Grilled Lemongrass Chicken – Bún gà nướng sả
- 2 lbs boneless skinless chicken breasts
- 1/2 cup finely minced lemongrass
- 2-3 garlic cloves
- 1 tablespoon coriander seeds or ground coriander
- 1 tablespoon canola oil
- 1 1/2 tablespoons kosher salt
- 1 tablespoon freshly ground black peppper
- 1 package dried rice vermicelli noodles
- 1/2 cup or more Thai or Vietnamese basil
- 2 tbsp finely chopped roasted peanuts
- Flavored fish sauce (nước chấm) to taste
Prep your ingredients. Finely mince the lemongrass, if you don't have any already prepared. If not, cut the bottom half-inch off the lemongrass stalk as well as the greenish top portion of the stalk, and discard. Peel the outer layers, and then with a sharp chef's knife, thinly slice the stalk into coin-shaped pieces. Mince the coins until you are left with tiny bits. Or use a food processor. Peel and mince the garlic cloves. Toast the coriander seeds, if using, in a dry pan until fragrant, then grind.

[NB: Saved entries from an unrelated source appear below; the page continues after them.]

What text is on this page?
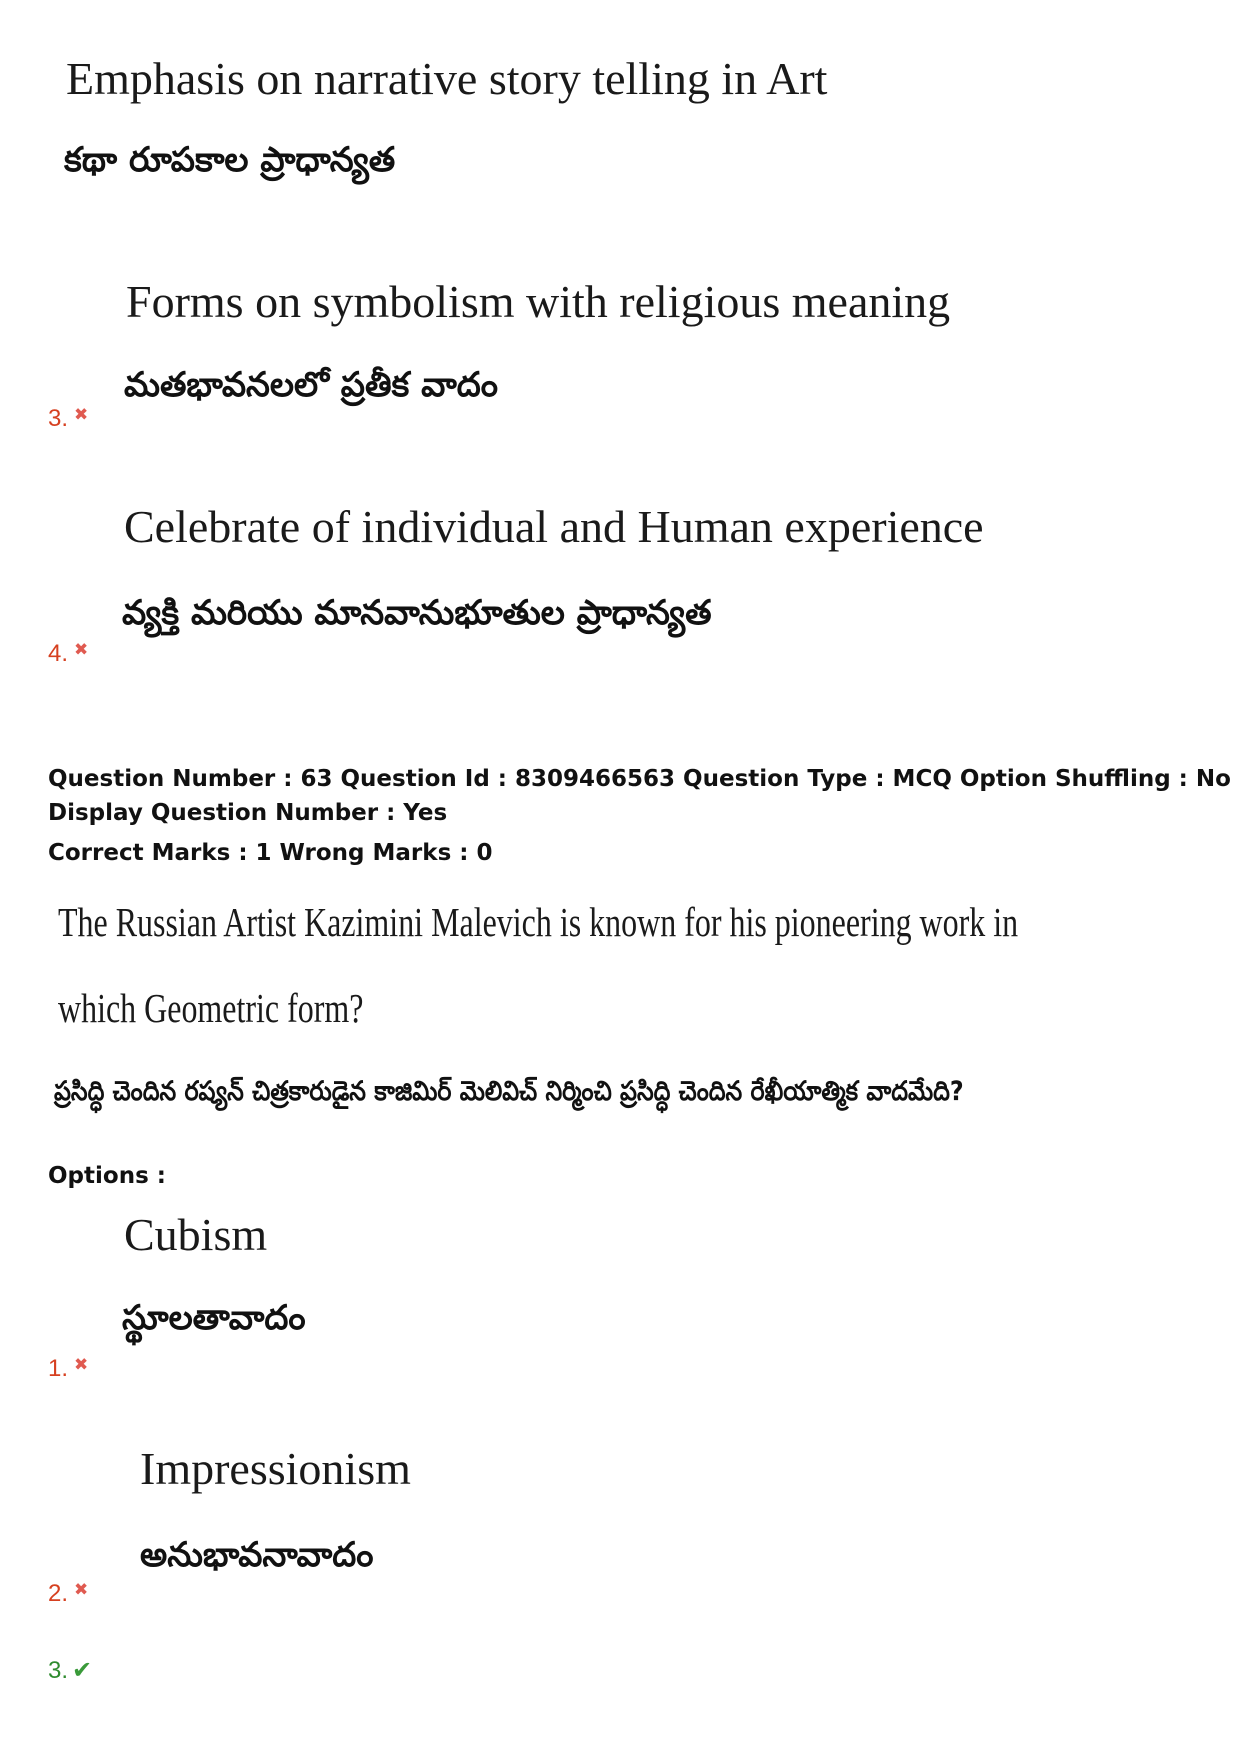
Emphasis on narrative story telling in Art
కథా రూపకాల ప్రాధాన్యత
Forms on symbolism with religious meaning
మతభావనలలో ప్రతీక వాదం
3. ✖
Celebrate of individual and Human experience
వ్యక్తి మరియు మానవానుభూతుల ప్రాధాన్యత
4. ✖
Question Number : 63 Question Id : 8309466563 Question Type : MCQ Option Shuffling : No
Display Question Number : Yes
Correct Marks : 1 Wrong Marks : 0
The Russian Artist Kazimini Malevich is known for his pioneering work in
which Geometric form?
ప్రసిద్ధి చెందిన రష్యన్ చిత్రకారుడైన కాజిమిర్ మెలివిచ్ నిర్మించి ప్రసిద్ధి చెందిన రేఖీయాత్మిక వాదమేది?
Options :
Cubism
స్థూలతావాదం
1. ✖
Impressionism
అనుభావనావాదం
2. ✖
3. ✔
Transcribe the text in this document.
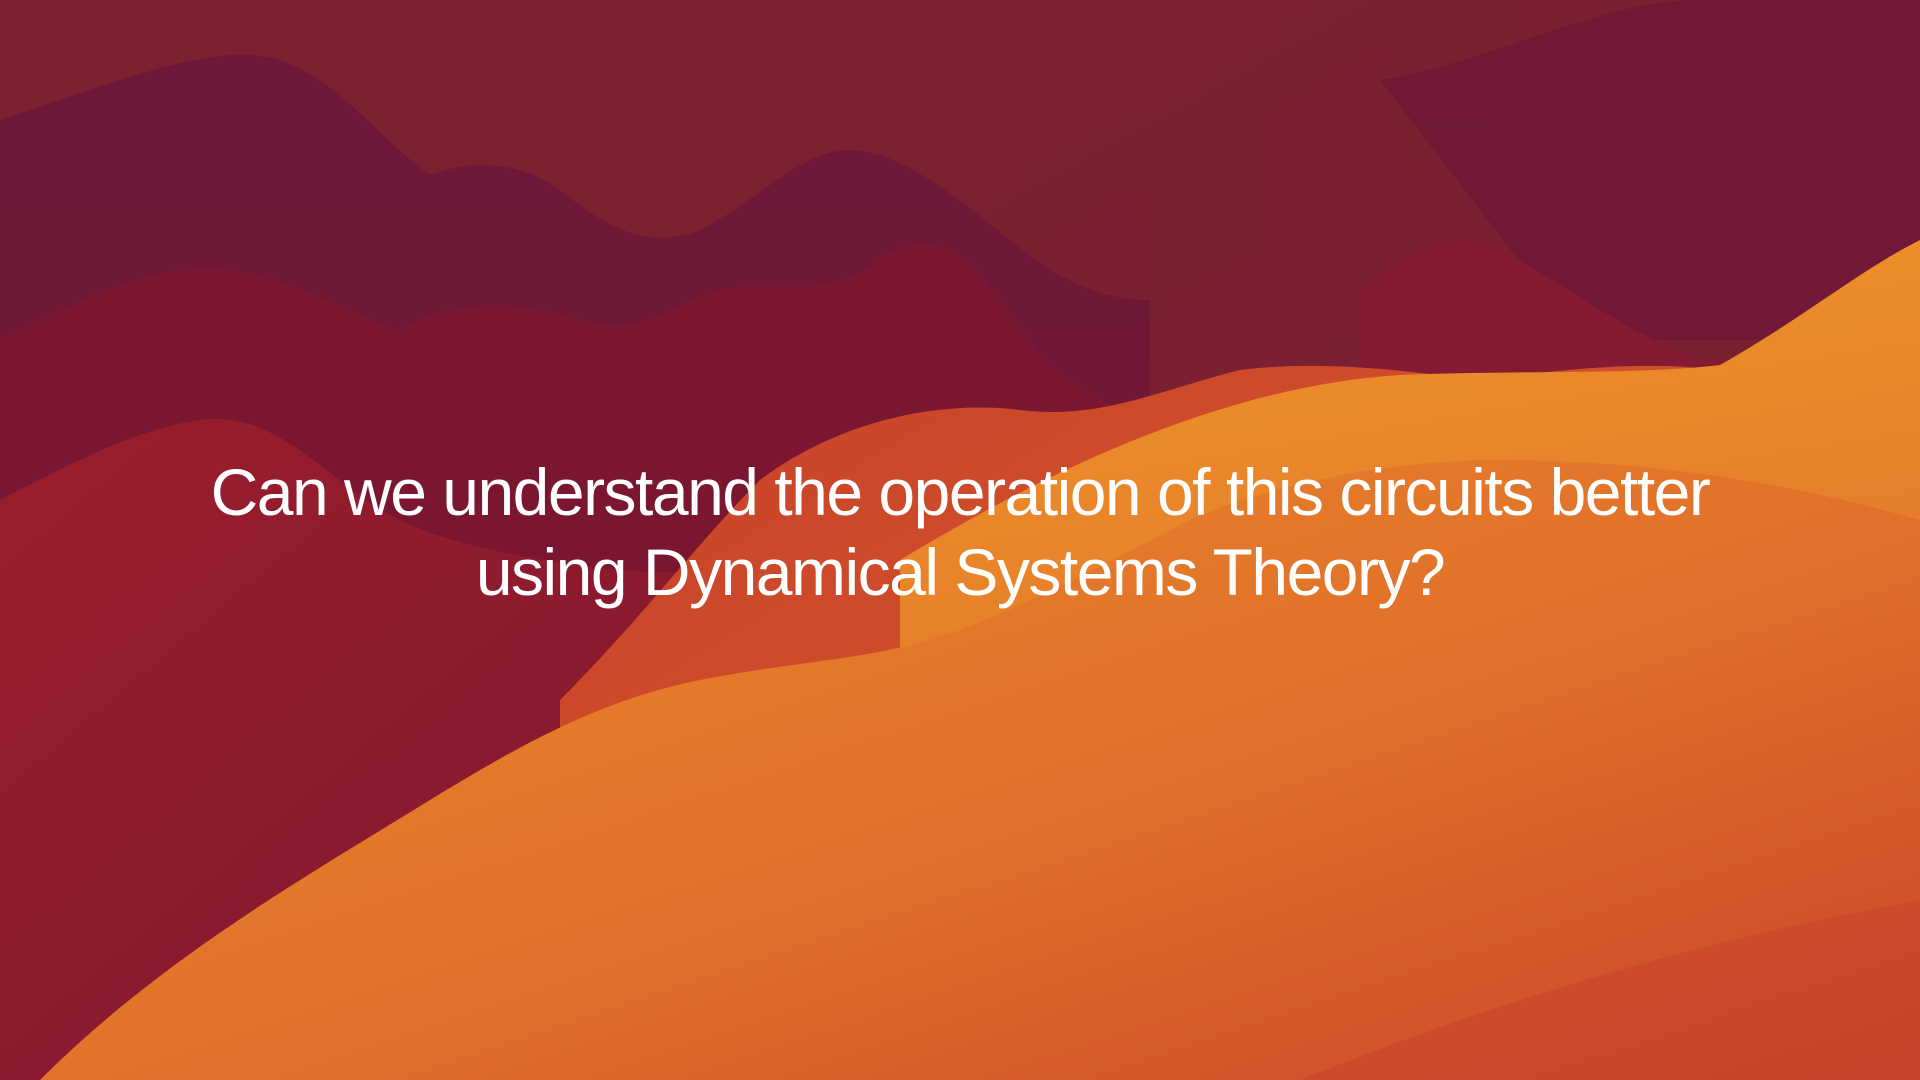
Can we understand the operation of this circuits better
using Dynamical Systems Theory?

In a bowl, combine the lemongrass, garlic, ground coriander, salt, pepper, and oil. Stir until the mixture forms a paste-like consistency. Rub the spice mixture on the chicken breasts and let marinate at room temperature for 20-30 minutes.
Meanwhile, boil the water necessary to cook the vermicelli noodles, shred the basil, and chop the peanuts. When the water is boiled, place the noodles in a bowl and pour the water over it. Let it stand until done, according to the noodles' package instructions, usually 9-10 minutes. When the noodles are done, drain the water, and toss noodles with some canola oil to prevent sticking. The noodles should be room temperature when you serve them.
When the chicken is done marinating, light a gas or charcoal grill or broiler, and grill or broil the chicken until done, 8-10 minutes per side.
While the chicken is cooking, make the nước chấm, if you don't have some saved already.
When the chicken is done, let cool slightly, then cut into strips.
Arrange a mound of vermicelli noodles on a plate and top with several strips of chicken. Top with plenty of basil and chopped peanuts. Serve immediately, pouring on some nước chấm to taste.